Io non sostengo che la scienza sia infallibile ma neppure che sia il moderno fascismo. L'industria farmaceutica si è indubbiamente macchiata di qualche inefficienza e forse è stata troppo frettolosa nel voler mettere sul mercato farmaci che poi si sono rivelati inefficienti o letali, ma appunto stiamo parlando allora di INDUSTRIA farmaceutica, non ricerca, non scienza, si parla di produttori che si inseriscono nel mercato globale al miglior prezzo possibile, sempre alla ricerca della nicchia ancora insoddisfatta di mercato. È necessario fare le dovute differenziazioni, se la chemio non ti cura il cancro non vuol dire che sia la chemio ad essere obsoleta.

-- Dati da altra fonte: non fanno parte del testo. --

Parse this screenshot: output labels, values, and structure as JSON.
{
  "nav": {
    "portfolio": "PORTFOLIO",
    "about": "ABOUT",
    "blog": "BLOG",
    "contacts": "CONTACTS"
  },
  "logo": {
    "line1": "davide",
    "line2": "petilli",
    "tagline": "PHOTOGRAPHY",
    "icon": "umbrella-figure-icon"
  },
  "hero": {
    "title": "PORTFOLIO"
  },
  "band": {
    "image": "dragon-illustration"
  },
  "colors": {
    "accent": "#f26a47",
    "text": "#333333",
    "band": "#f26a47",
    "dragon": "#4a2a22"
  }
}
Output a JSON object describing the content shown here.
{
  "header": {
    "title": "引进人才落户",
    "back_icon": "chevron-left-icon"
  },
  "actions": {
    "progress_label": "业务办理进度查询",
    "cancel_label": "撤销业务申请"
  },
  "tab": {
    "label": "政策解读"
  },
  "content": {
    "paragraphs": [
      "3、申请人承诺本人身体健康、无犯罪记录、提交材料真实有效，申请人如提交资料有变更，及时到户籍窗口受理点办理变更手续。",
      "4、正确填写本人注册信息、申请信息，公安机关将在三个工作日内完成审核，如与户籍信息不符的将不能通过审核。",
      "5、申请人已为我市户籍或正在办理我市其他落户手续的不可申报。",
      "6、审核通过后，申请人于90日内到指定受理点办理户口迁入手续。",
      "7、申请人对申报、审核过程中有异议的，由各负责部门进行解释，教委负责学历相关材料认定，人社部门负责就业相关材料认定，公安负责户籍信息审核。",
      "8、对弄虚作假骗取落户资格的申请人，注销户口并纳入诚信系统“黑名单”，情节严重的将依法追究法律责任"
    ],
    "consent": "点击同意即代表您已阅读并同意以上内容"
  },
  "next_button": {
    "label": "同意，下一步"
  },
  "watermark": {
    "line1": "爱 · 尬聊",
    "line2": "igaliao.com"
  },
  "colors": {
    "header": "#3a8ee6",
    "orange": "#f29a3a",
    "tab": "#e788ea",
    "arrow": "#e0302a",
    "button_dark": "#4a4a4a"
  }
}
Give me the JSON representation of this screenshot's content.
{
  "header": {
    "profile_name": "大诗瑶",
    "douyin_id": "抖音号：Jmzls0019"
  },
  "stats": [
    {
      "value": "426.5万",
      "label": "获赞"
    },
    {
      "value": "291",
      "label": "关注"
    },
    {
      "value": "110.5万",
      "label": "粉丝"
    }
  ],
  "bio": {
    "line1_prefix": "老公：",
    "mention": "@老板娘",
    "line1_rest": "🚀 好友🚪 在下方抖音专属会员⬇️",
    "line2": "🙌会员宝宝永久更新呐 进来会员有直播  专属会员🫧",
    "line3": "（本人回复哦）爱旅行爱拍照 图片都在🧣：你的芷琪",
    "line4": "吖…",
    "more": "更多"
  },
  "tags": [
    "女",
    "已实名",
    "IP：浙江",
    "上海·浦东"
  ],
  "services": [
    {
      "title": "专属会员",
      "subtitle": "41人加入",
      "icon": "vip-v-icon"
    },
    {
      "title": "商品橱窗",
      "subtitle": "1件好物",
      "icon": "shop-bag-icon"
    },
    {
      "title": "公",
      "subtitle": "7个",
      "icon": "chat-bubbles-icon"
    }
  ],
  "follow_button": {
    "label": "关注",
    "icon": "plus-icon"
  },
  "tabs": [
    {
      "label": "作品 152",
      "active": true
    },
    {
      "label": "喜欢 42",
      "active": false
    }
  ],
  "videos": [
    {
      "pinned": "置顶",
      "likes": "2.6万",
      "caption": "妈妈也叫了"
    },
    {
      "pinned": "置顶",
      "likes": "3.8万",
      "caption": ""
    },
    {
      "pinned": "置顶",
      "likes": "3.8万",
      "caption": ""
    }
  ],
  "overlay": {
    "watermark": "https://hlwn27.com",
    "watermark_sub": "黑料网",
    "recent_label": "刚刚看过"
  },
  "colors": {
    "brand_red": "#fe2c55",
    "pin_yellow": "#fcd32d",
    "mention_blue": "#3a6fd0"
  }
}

Prima di tutto non si può parlare genericamente di chemioterapia visto che al giorno d’oggi ce ne sono di differenti tipi, tutte specifiche rispetto a diversi tipi di malattia, ma l’elisir di vita eterna non l’ha ancora inventato nessuno. Sta di fatto che le percentuali di guarigione in caso di tumore sono aumentate vertiginosamente negli ultimi anni, questo non vuol dire però che siamo diventati invincibili, non significa che se domani scopri che hai il cancro decidi di prenderti tre mesi di ferie e poi magari fai un salto all’ospedale e il giorno dopo ricomincia tutto daccapo.
Poi se si sta parlando di inefficienza del sistema ospedaliero, allora entriamo in un argomento altrettanto specifico, ma la scelta di un tema individuale da trattare in questi casi è doveroso, non si può dire che la medicina è il moderno fascismo se ci si trova di fronte a problemi di malasanità, oppure se semplicemente nel nostro caso non ha potuto fare nulla (non sarebbe scienza ma un dio onnipotente), o se semplicemente gli effetti collaterali del farmaco hanno causato dei peggioramenti nello stato di salute di un paziente. Se la scienza avesse la bacchetta magica probabilmente avrebbe trovato il sistema di prolungare indefinitamente la vita di ogni essere umano, e sicuramente in molti ne avrebbero usufruito.

meangirl ha detto...

Anonimo, quando sarai malato di qualcosa spero che crepi della tua malattia dato che della medicina non ti fidi affatto.
Se ora la medicina che critichi tanto non si fosse messa all'opera da qualche secolo, è probabile che oggi saresti morto con un normale raffreddore.
Poi, se preferisci pagare quei maghi che dicono di curarti attraverso miracoli... fai pure...

Daniela ha detto...

come è andato l'incontro? E' stato interessante? C'era gente?